After nearly three years on the road, Ryan Gullen and his band mates needed a break.
The timing couldn’t have been better, really, because their first gig back on the road is also the first time that the Sheepdogs’ bassist and his comrades will play the Yukon.
They’re one of a number of high-profile bands playing at this Sourdough Rendezvous and, as any Yukoner who has experienced the festival knows, resting up ahead of time is a good idea.
“My dad lived in Whitehorse from ‘72 to ‘77. He tells me stories from up there, but I’ve never actually been up there,” Gullen said. Needless to say, he’s pumped.
The Sheepdogs will take the stage Saturday, Feb. 22 to headline the Party on the Waterfront.
The band, from Saskatoon, Saskatchewan, shot to fame in 2011 when they won a Rolling Stone contest and landed on the cover of the magazine – the first unsigned band to pull off such a feat.
Since then it’s been three years of touring at near breakneck pace, Gullen said. But while the Rolling Stone cover coup netted them some big headlines and attention, it’s the foundation they laid on the Canadian indie-touring circuit long before Hollywood came calling that keeps them on everyone’s radar.
“For us, we had been making music together for so long. It was easier to deal with the pressures of making new music, the whole Rolling Stone thing, because it felt to us we had been a band for a really long time.

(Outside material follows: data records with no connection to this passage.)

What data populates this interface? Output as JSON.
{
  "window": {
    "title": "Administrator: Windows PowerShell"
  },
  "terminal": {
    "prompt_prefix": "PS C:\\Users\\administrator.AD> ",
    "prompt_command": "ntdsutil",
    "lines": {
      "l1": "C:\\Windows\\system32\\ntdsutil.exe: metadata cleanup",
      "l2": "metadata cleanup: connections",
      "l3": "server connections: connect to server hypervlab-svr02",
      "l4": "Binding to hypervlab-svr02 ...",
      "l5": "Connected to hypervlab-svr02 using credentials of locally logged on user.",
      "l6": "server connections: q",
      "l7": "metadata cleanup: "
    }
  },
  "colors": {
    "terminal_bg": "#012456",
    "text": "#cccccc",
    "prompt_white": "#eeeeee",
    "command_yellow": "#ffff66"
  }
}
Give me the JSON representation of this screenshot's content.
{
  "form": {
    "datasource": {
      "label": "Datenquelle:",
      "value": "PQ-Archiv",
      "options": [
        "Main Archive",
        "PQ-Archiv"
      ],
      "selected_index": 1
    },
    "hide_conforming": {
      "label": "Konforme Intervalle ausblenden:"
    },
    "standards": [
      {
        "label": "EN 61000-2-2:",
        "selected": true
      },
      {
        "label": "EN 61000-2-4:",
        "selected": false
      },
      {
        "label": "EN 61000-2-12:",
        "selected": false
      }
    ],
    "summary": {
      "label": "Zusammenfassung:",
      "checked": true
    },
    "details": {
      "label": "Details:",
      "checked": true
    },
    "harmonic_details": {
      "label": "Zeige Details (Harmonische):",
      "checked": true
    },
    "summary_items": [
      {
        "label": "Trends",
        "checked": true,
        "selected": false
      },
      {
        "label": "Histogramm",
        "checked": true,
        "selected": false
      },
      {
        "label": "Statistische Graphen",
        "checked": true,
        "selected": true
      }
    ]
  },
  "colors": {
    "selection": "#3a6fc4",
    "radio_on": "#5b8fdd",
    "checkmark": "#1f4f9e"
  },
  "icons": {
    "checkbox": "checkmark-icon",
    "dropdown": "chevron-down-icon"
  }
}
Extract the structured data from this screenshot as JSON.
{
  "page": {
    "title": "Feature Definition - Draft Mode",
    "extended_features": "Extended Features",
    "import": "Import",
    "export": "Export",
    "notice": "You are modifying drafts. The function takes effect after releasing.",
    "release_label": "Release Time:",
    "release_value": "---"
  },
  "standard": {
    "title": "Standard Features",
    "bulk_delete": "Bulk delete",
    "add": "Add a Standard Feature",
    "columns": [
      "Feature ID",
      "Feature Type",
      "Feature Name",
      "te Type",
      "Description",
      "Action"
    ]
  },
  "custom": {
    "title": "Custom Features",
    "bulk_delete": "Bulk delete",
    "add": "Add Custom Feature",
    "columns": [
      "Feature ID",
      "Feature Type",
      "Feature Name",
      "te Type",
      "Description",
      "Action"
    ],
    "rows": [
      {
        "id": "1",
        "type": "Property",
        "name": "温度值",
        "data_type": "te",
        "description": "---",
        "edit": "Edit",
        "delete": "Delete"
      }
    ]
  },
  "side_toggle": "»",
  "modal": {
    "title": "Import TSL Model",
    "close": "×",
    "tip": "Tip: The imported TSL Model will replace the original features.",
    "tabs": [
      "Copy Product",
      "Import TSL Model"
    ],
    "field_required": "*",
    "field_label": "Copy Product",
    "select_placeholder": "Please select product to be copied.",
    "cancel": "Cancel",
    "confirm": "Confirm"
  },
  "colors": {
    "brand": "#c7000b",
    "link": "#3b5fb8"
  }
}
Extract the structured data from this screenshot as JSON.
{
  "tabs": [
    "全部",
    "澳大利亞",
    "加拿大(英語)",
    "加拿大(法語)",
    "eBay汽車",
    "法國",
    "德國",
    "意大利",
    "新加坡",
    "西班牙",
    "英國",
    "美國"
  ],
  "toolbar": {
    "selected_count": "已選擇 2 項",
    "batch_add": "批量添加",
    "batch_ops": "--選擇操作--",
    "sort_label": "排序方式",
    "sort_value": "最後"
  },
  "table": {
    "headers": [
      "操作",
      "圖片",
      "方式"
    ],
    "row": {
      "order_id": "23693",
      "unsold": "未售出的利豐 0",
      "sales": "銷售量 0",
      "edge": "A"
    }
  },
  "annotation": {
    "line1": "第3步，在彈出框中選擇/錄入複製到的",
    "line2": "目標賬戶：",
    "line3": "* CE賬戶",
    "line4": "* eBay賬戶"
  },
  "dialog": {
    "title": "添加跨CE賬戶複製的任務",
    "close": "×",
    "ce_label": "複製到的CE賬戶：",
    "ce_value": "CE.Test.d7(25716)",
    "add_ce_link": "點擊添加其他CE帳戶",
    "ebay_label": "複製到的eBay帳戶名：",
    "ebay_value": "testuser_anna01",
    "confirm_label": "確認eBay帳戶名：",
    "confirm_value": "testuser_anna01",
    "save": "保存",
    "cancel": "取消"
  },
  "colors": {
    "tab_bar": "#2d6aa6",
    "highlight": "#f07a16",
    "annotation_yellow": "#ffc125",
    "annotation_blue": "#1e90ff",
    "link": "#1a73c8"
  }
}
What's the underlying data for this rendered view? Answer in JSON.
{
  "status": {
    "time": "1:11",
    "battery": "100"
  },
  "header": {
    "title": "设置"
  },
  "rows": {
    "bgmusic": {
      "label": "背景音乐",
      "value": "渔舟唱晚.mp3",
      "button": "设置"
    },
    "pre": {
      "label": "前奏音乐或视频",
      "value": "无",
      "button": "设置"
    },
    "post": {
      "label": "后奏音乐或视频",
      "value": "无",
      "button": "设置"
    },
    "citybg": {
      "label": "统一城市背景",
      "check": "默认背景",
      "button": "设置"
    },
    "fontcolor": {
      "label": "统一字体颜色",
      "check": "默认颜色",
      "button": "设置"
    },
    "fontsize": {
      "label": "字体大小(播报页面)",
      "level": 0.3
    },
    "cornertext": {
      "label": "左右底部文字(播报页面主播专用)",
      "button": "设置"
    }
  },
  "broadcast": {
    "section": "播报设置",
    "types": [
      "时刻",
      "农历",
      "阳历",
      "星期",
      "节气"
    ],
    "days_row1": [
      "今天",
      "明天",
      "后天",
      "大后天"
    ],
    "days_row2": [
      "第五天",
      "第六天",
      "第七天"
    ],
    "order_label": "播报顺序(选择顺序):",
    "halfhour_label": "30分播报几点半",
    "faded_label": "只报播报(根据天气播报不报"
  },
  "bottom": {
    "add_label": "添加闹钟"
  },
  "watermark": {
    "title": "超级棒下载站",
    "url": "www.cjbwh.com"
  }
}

“Some of those people (in the Rolling Stone contest) had been in a band for less than a year. We’d been touring around for years, losing money but learning how to deal with each other. We had years where there were no stakes to get mad at each other and sort it all out,” Gullen said.
Now that they have, they’re confident they can keep the good times coming through their well-established sound.
One part Lynyrd Skynyrd, one part The Doors, with a heavy dose of shaggy beards and a whole lot of flannel, the Sheepdogs have earned a place next to Canada’s folk-rock legends. When the cover was announced, Rolling Stone described the band’s brand of southern rock as “groovy, harmonic, neo-psychedelic, easy-going and relaxed.”
Fresh from a Juno nomination for their video single Feeling Good, they’ll play this year’s festival alongside Canadian folk roots rockers Elliott Brood.
“I think it’s really cool. We’ve played with them before. We all hung out at the Dakota Tavern in Toronto,” Gullen said.
The bands won’t be sharing the same stage – Elliott Brood plays the Licenced to Thrill party at the Kwanlin Dun Cultural Centre on Feb. 21 – but the paring gives the festival a distinctly roots-rock sound, especially when you add in the banjos and mandolins of Vancouver’s The Matinee, who play the kick-off Main Street party this weekend.
That suits Gullen just fine.
“What is great about roots music and kind of older music, it was a lot less complicated, you’re not auto-tuning it. It’s about more about a mood and a feeling, and an emotional feeling, or just hanging out drinking beers.”
As anyone who’s been part of the annual festival knows, there will be plenty of that over the weekend.